If John Doe subsequently cancels his special event and doesn’t ask for a refund of the $1,500 (either partial or in full), then I’ve been the lucky recipient of a $1,500 donation to the success of my business.
That’s pretty straight forward if you ask me.
Now, let’s say I also had John Doe sign an agreement that stated he would have to pay a penalty of 100 times the contracted amount if he didn’t use my company to cater that affair, regardless of the reason for canceling. Most reasonable people would say that reasonable person would refuse to sign such an agreement and they’d throw open the yellow pages in search of a new caterer. And you know what? They’d be right for doing just that!
So how is it that Warner/Chappell can get away with this?

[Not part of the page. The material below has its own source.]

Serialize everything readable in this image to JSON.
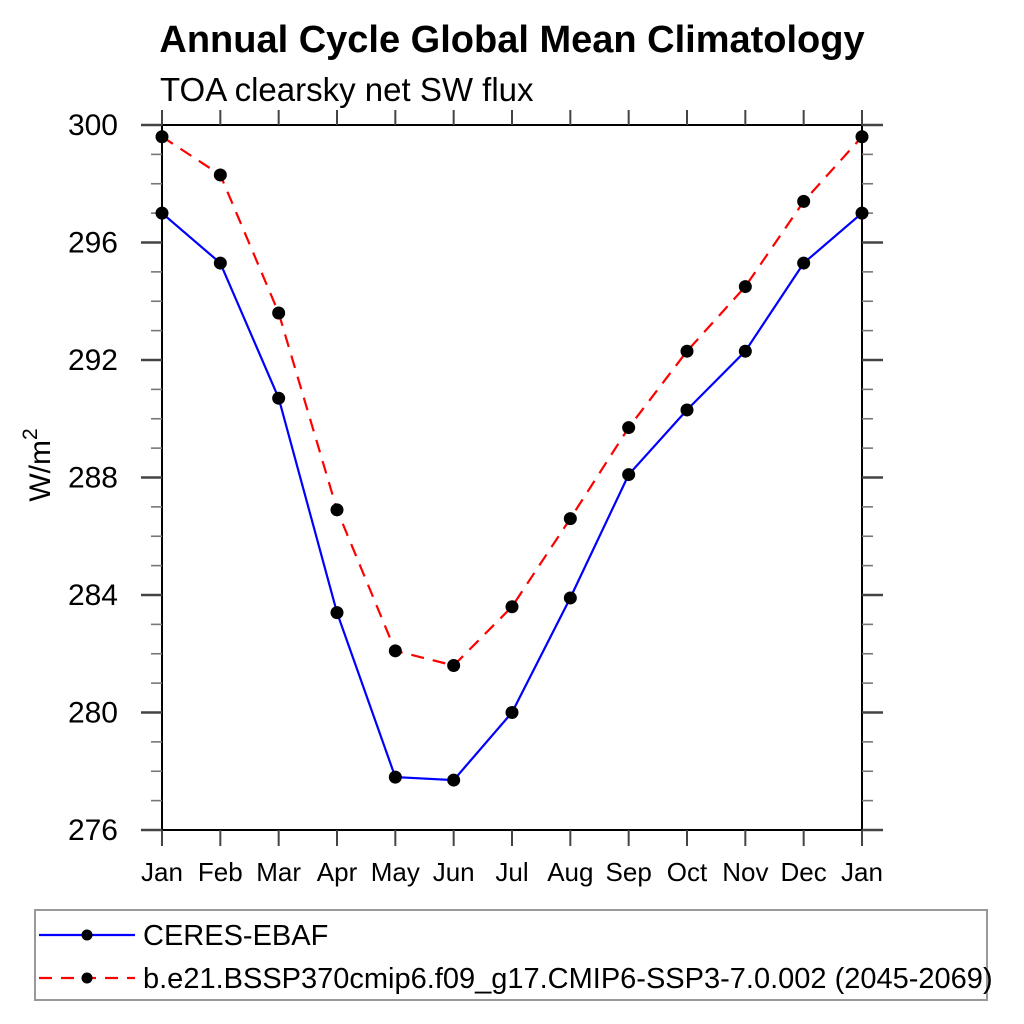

Let’s take a look at the copyright issue.
Once upon a time there were two sisters from Kentucky named Mildred and Patty. Mildred grew up to be a musical scholar of note and Patty became an influential educator who developed a method of teaching that was used in schools across America.
One fine day back in 1893, Mildred came up with the melody for the song that was originally known as “Good Morning To All.” That same year, it was published in a songbook entitled, “Song Stories For The Kindergarten.”
Somewhere along the line, someone added a second verse to the sisters’ song, and when Robert H. Coleman published a songbook that included the song, right there with the original first verse was the “Happy Birthday” verse! Well, one thing led to another, and before long, all sorts of Broadway musicals and businesses (Western Union being the first to use it as part of their singing telegrams in 1933) started using the song without paying the Hill sisters any money, and so a court case in 1934 became the final say on the matter. Copyright was secured on behalf of the Hill sisters.
The Clayton F. Summy Company (a Chicago-based music publisher) published and copyrighted the song in 1935. The copyright laws of the time allowed for an initial 28 year term with a second renewal term of another 28 years, which meant that the song should have fallen into the public domain in 1991.
But you know, laws never stay the same, and so when the Copyright Act of 1976 came into effect, the copyright protection was rewritten to cover 75 years from the date of publication (which, as you remember was 1935). That put the copyright up to 2010.
But then, there was the Copyright Term Extension Act of 1998, and that added another 20 years to the copyright, so when all is said and done, copyright on “Happy Birthday” is going to keep on plugging along until 2030 … unless another amendment to some copyright act pops up along the way.
“But how did Warner/Chappell get a hold of the copyright?” you might ask. As oftentimes happens in big business, companies acquire other companies over the years.
In the 1930s, Jack Sengstack bought the Clayton F. Summy Company, relocated the company to New Jersey and rebranded it as Birch Tree Ltd.
In another timeline, Chappell & Company was a music publishing company and instrument shop that was founded in 1811. In 1987, Warner Brothers bought Chappell & Company.
In 1988, Warner/Chappell bought Birch Tree Ltd. and with the purchase of Birch Tree Ltd., came the copyrights to “Happy Birthday To You.”
And that’s where Warner/Chappell gets the chutzpah to expect people to pay big bucks to use “Happy Birthday.” They have a legal right.
But you know, sometimes it’s important to ask another question: After all this time, is it really right to demand that people pay to use a song that’s been around for well over 100 years?
I mean, this is a song that almost fell into the public domain twice now (once in 1991 and again in 2010) were it not for changes in two copyright acts in the U.S.
Or are people missing another key part of the argument here?